End of Yankees’ win streak comes with revival of Blue Jays rivalry

Here’s what happens when you’re on an 11-game winning streak: You instantly look for good things and not bad, bright skies and not dark. When you’re on a winning streak, you don’t brace yourself for the other shoe to drop; you just assume that when you peek inside there’ll be a C-note stashed away in there.

So there was the ninth inning Wednesday night at Toronto’s Rogers Centre. So it was that with one out and the Blue Jays leading 2-1, Giancarlo Stanton rifled a single through the middle and Josh Donaldson followed suit with a bullet through the hole on the left side of the infield.

There were 29,057 people inside the erstwhile SkyDome, and while they tried to camouflage their concern with a roar, they knew better. Teams on winning streaks win games just like this. Eleven in a row? One more hit and the Yankees were staring at 12 in a row, and a three-game sweep of the Jays, and a message sent in 60-point bold-face type …

But Aaron Hicks struck out.

And Isiah Kiner-Falafa grounded out to third, and Vlad Guerrero Jr. flashed some leather by scooping Matt Chapman’s low throw while executing a painful-looking split and keeping his spike on the bag. Barely.

Toronto Blue Jays first baseman Vladimir Guerrero Jr. celebrates a win over the Yankees on Wednesday. AP

And so the streak ended. The Jays salvaged one. And these two teams, who sure look like the two best teams in the American League, retreated to their neutral corners. There will be 12 more of these games the rest of the way, and who knows what may lurk in October. Buckle in. This is going to be fun.

“Unfortunately we couldn’t quite break through tonight,” said Aaron Boone, who wound up nose-to-nose with home plate umpire Marty Foster after seeing one too many pitches below Aaron Judge’s knees called strikes. “They’re really good. Obviously they have a lot of good position players and they can pitch too. We know you’ve got to play well to beat them.”

Lamented Donaldson: “We just weren’t able to get on the right side of it. We had a great opportunity in the ninth and I would’ve bet we’d get it done there. We will next time.”

The streak died but a rivalry has been reborn, into full bloom. The Yankees and the Jays are going to be in each other’s crawlspace all year. And the streak served a purpose. It’s hard to say the Yankees were a whole lot different at 18-6 than they were at 7-6. But streaks like this do add so much to a team’s profile: confidence, swagger, belief in who they are. They don’t clinch anything. But they surely help.

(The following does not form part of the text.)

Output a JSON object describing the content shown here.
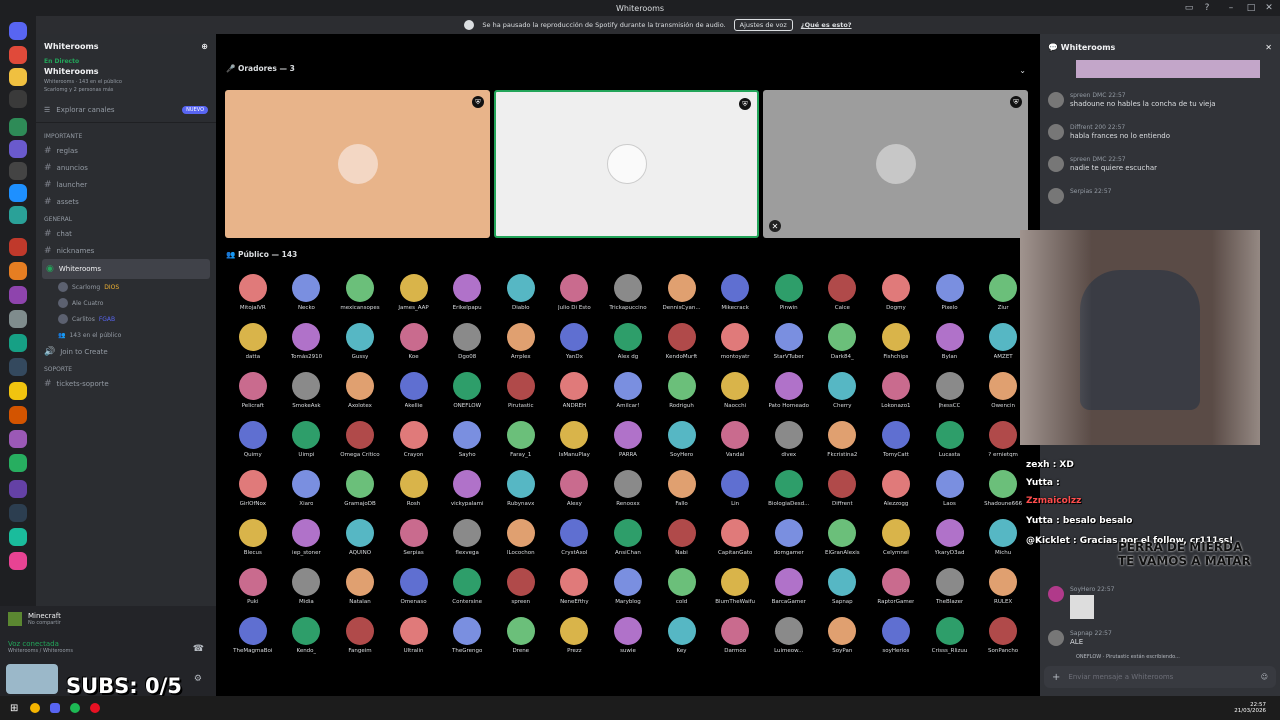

Josh Donaldson and the Yankees took two of three from the Blue Jays. Getty Images

Trivia question: How long had it been since the Yankees compiled a winning streak of at least 11 games in a row before this one? A few years? A few decades?

Less than a year ago.

Yep. You can look it up. On Aug. 12 last year, the Yankees lost the “Field of Dreams” game against the White Sox in Iowa in an epic 9-8 finish. Two days later, back in Chicago, the Yankees beat the Sox, 7-5 in 10 innings. From Chicago there was a makeup win at home against the Angels, three wins each against the Red Sox and Twins, two wins in Atlanta, two in Oakland.

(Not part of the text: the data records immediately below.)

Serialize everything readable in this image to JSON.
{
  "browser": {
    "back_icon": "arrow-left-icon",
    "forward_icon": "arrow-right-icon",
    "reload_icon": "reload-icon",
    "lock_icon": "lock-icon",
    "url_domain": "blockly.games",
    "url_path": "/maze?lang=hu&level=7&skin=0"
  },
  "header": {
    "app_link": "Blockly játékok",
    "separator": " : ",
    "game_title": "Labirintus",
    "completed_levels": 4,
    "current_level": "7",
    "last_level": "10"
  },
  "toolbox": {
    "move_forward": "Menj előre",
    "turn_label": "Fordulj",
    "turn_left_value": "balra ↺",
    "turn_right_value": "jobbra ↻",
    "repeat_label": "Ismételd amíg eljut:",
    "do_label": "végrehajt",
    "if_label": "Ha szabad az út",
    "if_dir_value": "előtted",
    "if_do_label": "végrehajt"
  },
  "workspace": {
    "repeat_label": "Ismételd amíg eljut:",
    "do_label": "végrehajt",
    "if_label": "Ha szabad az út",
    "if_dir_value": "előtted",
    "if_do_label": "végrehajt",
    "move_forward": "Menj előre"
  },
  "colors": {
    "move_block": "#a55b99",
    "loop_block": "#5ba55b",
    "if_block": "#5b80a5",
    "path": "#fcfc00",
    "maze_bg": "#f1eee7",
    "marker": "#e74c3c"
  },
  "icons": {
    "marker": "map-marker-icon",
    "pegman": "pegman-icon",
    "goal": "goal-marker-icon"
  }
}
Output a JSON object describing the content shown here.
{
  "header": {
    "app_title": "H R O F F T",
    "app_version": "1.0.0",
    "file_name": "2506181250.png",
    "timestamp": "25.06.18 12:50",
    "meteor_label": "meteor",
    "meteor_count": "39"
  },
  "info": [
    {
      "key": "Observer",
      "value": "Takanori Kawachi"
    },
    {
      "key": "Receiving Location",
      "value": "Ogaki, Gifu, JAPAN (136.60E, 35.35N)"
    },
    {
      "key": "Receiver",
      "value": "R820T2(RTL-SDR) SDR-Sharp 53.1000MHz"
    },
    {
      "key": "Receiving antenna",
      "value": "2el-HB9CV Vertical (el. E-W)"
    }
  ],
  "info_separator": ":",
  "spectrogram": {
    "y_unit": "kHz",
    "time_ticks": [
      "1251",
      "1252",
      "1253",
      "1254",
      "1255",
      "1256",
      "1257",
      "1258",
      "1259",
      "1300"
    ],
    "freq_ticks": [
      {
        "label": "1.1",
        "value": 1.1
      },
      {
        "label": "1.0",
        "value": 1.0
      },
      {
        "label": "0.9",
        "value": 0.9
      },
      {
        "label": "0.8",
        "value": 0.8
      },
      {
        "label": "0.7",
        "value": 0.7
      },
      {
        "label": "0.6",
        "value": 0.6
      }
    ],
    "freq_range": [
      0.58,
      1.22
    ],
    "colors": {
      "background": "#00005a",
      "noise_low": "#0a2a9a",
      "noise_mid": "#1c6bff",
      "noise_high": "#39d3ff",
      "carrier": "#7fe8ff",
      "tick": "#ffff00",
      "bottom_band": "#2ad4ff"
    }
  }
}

Add it up: That’s 13 games in a row.

The Blue Jays celebrate while walking off the field after beating the Yankees on Wednesday. AP

Now think of all the narratives attached to last year’s Yankees. Think about all the frustrating limitations they supposedly had, how they’d helped abandon the grand Yankees tradition of winning, how the players were mismatched and the manager overmatched and the pitching uninspired.

And, oh yes, by the way:

They won 13 games in a row. In August.

All that did was turn their season upside-down. That didn’t help a bit in October, when the Yankees went and got steamrolled in Boston in the AL play-in game. This 11-game streak won’t much matter if they stumble again in October. But ordinary teams don’t win 11 in a row. You start there.